Post-Stall Navigation with Fixed-Wing UAVs using Onboard Vision
This work addresses the challenge of autonomous post-stall navigation for fixed-wing UAVs in urban environments, representing an incremental improvement by integrating vision-based mapping into existing NMPC frameworks.
The paper tackled the problem of enabling fixed-wing UAVs to navigate in constrained spaces without prior maps or ground truth state measurements by developing a direct NMPC approach that uses onboard stereo vision with NanoMap for point-cloud mapping, resulting in successful simulation and hardware demonstrations including navigation around a building using a 42-inch UAV.
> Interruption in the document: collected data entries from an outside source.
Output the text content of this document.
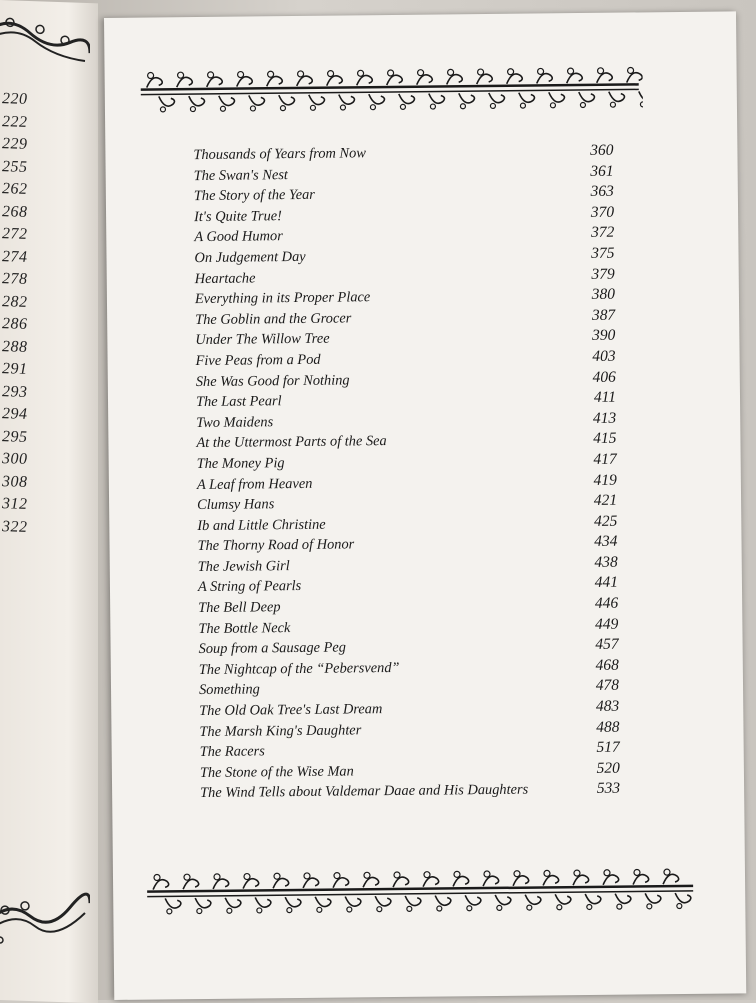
220
222
229
255
262
268
272
274
278
282
286
288
291
293
294
295
300
308
312
322
Thousands of Years from Now	360
The Swan's Nest	361
The Story of the Year	363
It's Quite True!	370
A Good Humor	372
On Judgement Day	375
Heartache	379
Everything in its Proper Place	380
The Goblin and the Grocer	387
Under The Willow Tree	390
Five Peas from a Pod	403
She Was Good for Nothing	406
The Last Pearl	411
Two Maidens	413
At the Uttermost Parts of the Sea	415
The Money Pig	417
A Leaf from Heaven	419
Clumsy Hans	421
Ib and Little Christine	425
The Thorny Road of Honor	434
The Jewish Girl	438
A String of Pearls	441
The Bell Deep	446
The Bottle Neck	449
Soup from a Sausage Peg	457
The Nightcap of the “Pebersvend”	468
Something	478
The Old Oak Tree's Last Dream	483
The Marsh King's Daughter	488
The Racers	517
The Stone of the Wise Man	520
The Wind Tells about Valdemar Daae and His Daughters	533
Recent research has enabled fixed-wing unmanned aerial vehicles (UAVs) to maneuver in constrained spaces through the use of direct nonlinear model predictive control (NMPC). However, this approach has been limited to a priori known maps and ground truth state measurements. In this paper, we present a direct NMPC approach that leverages NanoMap, a light-weight point-cloud mapping framework to generate collision-free trajectories using onboard stereo vision. We first explore our approach in simulation and demonstrate that our algorithm is sufficient to enable vision-based navigation in urban environments. We then demonstrate our approach in hardware using a 42-inch fixed-wing UAV and show that our motion planning algorithm is capable of navigating around a building using a minimalistic set of goal-points. We also show that storing a point-cloud history is important for navigating these types of constrained environments.